Process HTML
Connectors, including the IDOL Web Connector, can send documents to CFS that have associated HTML files.
CFS can send the HTML files to KeyView, which discards the HTML markup and extracts the text contained in the file. However, HTML pages often contain irrelevant content such as invalid HTML, headers, sidebars, advertisements, and scripts. This text does not contain any useful information and could pollute the IDOL index, degrading performance. KeyView does not remove this irrelevant content, so Connector Framework Server provides features to process HTML files.
-
HTML processing with WKOOP. CFS can use an embedded browser (WKOOP) to process HTML in a similar way to the IDOL Web Connector. There are many reasons to use WKOOP over other methods of processing HTML:
- The browser allows scripts to run before the page is processed, so CFS can extract content and links that are added by JavaScript.
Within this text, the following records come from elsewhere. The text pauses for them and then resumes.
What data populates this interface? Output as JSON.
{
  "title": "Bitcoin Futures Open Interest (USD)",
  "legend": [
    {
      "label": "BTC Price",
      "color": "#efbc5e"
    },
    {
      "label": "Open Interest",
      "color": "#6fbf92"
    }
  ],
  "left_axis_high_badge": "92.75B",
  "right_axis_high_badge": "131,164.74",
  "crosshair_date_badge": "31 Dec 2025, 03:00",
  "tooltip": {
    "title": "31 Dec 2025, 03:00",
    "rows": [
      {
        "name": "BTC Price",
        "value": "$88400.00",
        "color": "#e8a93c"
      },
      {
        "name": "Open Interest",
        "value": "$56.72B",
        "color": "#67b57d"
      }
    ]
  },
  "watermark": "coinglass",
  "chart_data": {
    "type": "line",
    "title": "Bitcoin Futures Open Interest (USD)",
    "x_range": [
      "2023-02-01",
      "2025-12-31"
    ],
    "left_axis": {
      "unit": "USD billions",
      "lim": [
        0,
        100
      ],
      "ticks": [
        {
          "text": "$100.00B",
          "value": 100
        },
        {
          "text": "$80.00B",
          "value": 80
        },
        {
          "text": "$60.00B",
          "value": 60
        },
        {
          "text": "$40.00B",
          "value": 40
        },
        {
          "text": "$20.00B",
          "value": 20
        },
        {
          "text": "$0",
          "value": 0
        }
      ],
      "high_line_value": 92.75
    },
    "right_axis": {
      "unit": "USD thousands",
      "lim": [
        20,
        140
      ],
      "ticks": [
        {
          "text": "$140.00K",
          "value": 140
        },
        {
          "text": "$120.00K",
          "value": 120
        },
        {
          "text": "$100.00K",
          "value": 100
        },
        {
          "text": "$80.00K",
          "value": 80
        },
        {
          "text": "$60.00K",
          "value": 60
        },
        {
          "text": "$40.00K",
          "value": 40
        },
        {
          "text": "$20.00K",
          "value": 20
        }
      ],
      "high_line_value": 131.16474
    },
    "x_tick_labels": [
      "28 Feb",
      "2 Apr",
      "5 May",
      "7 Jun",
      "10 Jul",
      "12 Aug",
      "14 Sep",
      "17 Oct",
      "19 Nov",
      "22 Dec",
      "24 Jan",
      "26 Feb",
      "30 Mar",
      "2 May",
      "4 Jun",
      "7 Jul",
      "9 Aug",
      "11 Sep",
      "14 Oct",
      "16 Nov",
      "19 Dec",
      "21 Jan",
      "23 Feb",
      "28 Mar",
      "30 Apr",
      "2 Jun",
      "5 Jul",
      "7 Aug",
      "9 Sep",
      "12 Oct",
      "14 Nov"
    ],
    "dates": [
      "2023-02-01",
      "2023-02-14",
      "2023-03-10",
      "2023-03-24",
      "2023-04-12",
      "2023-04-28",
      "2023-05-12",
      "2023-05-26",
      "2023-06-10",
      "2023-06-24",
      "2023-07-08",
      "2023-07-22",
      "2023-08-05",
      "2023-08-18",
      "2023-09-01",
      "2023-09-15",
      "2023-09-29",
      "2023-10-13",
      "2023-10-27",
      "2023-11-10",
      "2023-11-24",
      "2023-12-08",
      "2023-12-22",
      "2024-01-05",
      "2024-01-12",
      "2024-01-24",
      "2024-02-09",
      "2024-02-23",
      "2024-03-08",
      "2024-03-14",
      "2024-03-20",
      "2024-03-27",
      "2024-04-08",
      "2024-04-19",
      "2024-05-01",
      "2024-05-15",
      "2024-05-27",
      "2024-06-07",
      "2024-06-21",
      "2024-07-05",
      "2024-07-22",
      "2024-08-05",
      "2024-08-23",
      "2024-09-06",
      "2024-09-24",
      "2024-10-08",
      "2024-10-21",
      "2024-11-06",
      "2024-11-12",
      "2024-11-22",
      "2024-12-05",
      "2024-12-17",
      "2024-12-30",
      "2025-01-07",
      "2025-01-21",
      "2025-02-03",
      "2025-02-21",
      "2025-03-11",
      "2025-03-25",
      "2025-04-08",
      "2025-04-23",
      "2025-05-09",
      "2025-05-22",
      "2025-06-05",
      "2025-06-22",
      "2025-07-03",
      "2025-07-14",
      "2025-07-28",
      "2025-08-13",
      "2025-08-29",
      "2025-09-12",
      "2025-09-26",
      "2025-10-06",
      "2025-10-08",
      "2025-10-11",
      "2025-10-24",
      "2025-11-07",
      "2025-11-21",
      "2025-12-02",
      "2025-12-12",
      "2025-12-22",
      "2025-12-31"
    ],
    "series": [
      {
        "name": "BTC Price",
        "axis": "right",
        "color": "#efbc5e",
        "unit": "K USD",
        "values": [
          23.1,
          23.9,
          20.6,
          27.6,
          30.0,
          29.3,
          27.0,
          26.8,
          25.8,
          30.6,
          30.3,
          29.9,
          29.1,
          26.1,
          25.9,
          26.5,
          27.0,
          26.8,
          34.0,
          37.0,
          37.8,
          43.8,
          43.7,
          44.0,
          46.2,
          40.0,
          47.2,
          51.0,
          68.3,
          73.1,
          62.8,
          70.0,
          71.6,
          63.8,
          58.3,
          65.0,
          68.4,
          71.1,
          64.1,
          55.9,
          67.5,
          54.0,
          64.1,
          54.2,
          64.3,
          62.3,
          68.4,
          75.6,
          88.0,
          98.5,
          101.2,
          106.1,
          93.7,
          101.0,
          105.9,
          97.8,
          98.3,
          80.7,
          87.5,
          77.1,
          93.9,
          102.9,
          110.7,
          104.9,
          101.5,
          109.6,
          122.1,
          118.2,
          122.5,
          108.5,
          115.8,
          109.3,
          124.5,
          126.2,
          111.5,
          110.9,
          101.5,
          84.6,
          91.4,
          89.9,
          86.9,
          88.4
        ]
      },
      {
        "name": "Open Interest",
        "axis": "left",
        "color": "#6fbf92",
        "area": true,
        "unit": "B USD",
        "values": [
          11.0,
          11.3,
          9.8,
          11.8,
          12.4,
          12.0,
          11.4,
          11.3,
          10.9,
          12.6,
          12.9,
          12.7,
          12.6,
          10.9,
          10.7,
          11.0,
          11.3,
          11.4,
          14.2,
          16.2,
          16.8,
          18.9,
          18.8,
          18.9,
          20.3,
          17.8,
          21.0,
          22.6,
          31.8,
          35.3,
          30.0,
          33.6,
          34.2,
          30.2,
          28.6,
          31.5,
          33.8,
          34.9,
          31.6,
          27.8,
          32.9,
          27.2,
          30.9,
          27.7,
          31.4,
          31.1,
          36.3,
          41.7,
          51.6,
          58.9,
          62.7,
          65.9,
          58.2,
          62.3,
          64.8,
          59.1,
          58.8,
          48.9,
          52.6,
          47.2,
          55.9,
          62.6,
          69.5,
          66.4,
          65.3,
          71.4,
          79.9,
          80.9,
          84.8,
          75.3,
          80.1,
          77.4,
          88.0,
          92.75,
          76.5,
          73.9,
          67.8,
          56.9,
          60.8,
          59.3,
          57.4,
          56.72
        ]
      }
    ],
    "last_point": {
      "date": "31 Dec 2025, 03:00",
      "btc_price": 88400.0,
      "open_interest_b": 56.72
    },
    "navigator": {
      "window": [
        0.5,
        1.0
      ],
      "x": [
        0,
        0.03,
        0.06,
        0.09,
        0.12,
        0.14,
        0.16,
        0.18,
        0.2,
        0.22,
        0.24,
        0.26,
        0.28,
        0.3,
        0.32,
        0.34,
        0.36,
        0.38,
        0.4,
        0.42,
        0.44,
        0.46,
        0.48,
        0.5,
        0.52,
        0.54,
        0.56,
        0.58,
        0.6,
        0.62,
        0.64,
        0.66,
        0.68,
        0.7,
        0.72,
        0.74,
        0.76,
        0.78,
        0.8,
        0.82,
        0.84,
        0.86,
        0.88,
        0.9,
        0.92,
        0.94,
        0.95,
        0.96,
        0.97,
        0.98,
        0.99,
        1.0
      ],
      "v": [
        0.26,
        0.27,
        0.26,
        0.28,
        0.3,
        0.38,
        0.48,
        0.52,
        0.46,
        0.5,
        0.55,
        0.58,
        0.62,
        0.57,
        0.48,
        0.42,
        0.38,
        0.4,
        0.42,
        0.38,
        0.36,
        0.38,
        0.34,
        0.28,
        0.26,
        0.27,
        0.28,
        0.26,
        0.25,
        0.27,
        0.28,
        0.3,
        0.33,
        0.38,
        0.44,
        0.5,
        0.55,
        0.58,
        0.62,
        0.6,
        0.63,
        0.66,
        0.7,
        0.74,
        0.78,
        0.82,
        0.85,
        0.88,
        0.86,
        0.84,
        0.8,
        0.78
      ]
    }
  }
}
- Links are resolved before a document is ingested, so that indexed documents contain absolute URLs.
- You can remove unwanted content using the automatic clipping algorithm, or by selecting parts of the page with CSS selectors.
- You can extract metadata or divide pages into multiple documents using CSS selectors rather than regular expressions.
NOTE: To use WKOOP you must also install the IDOL Web Connector, because WKOOP is not provided with CFS. You must install a version of WKOOP that is the same as, or later than, the version of CFS that you are using.
- HTMLExtraction. HTML extraction extracts the useful information from the page and discards the irrelevant content. It automatically determines which content is relevant, so there are no configuration parameters for customizing this operation. If HTML extraction does not produce good results for your use case, you might want to use the clipping features provided by WKOOP, instead.